Neave JA [at 48, Mandie JA and Kyrou AJA agreeing] kept the definition wide, to be assessed case-by-case:
In my opinion, the ongoing maintenance of a hydroponic system which regularly delivers water and nutrients to a growing crop to foster its growth is not an activity associated with an activity listed in s 70, but comes within the words tend or nurture in paragraph (b) of the statutory definition (at least if done on a regular basis). Such an activity is analogous to manually watering a crop or putting nutrients on it. Accordingly, it is unnecessary to extend the meaning of ‘tend’ or ‘nurture’ to cover activities associated with tending or nurturing, in order to include the ongoing maintenance of the hydroponic system.
Because cultivation normally involves an activity which occurs frequently or regularly, one or two visits to premises to repair a hydroponic system would not necessarily amount to ‘cultivating’ a crop growing there, any more than turning on a tap on a hose on a single occasion, knowing that the hose was watering a cannabis crop, could amount to cultivating it. The appellant’s conviction did not require an extension of the definition in s 70 to cover activities associated with the listed activities.
For the purposes of this case, it is unnecessary to define the circumstances in which maintenance of a hydroponic system would fall within or outside the definition of cultivation in the sense of tending or nurturing a crop. As Buss JA said of the meaning of ‘harvest ‘ in the Western Australian Misuse of Drugs Act, whether an activity amounts to cultivation will depend on the facts and circumstances of the particular case.

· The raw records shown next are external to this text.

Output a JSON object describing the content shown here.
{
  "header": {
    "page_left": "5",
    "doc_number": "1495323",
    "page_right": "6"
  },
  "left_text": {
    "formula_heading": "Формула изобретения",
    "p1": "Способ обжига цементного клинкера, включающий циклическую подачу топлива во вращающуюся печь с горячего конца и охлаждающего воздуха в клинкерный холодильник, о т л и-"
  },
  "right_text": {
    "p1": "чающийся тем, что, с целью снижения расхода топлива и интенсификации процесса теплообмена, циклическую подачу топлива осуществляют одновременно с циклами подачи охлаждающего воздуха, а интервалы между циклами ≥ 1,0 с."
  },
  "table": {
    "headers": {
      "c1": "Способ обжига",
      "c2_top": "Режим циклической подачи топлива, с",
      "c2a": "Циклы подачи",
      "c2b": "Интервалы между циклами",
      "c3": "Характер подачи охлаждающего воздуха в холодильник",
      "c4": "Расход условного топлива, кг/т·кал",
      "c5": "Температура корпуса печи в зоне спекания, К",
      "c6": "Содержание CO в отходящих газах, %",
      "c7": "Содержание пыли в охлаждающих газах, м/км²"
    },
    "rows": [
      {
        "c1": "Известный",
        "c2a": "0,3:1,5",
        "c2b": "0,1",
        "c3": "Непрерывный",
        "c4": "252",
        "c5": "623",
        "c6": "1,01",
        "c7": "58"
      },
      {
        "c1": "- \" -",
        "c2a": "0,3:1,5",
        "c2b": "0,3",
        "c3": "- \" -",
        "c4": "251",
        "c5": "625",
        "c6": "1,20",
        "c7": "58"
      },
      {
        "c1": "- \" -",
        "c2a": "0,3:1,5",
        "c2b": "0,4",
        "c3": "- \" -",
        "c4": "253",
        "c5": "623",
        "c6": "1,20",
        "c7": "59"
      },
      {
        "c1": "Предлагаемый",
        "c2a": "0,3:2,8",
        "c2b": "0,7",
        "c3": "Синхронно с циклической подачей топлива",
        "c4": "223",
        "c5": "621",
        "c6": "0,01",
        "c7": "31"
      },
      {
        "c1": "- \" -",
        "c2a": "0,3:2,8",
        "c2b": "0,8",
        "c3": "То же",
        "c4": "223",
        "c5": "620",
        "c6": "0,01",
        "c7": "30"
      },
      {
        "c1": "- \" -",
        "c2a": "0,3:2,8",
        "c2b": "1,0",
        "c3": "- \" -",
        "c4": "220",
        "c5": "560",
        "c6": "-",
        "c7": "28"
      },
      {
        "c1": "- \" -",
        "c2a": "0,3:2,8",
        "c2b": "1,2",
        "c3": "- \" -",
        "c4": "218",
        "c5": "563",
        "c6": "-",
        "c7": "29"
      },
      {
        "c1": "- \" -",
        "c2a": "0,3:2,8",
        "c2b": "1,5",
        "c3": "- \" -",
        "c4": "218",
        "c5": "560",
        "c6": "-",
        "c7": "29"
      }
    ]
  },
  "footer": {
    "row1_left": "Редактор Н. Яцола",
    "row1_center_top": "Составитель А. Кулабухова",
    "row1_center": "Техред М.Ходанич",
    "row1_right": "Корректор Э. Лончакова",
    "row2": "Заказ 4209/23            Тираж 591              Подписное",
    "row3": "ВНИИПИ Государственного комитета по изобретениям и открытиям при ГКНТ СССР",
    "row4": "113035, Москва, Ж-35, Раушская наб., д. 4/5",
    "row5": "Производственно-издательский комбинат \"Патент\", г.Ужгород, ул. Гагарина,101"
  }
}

The Court of Appeal decided that what the accused did could amount to cultivation. A further ground of the appeal argued that the trial judge had usurped the jury’s function by effectively directing them that the maintenance of the hydroponic system did constitute cultivation, rather than could constitute cultivation. This ground was made out [at 74], and the conviction on those charges quashed.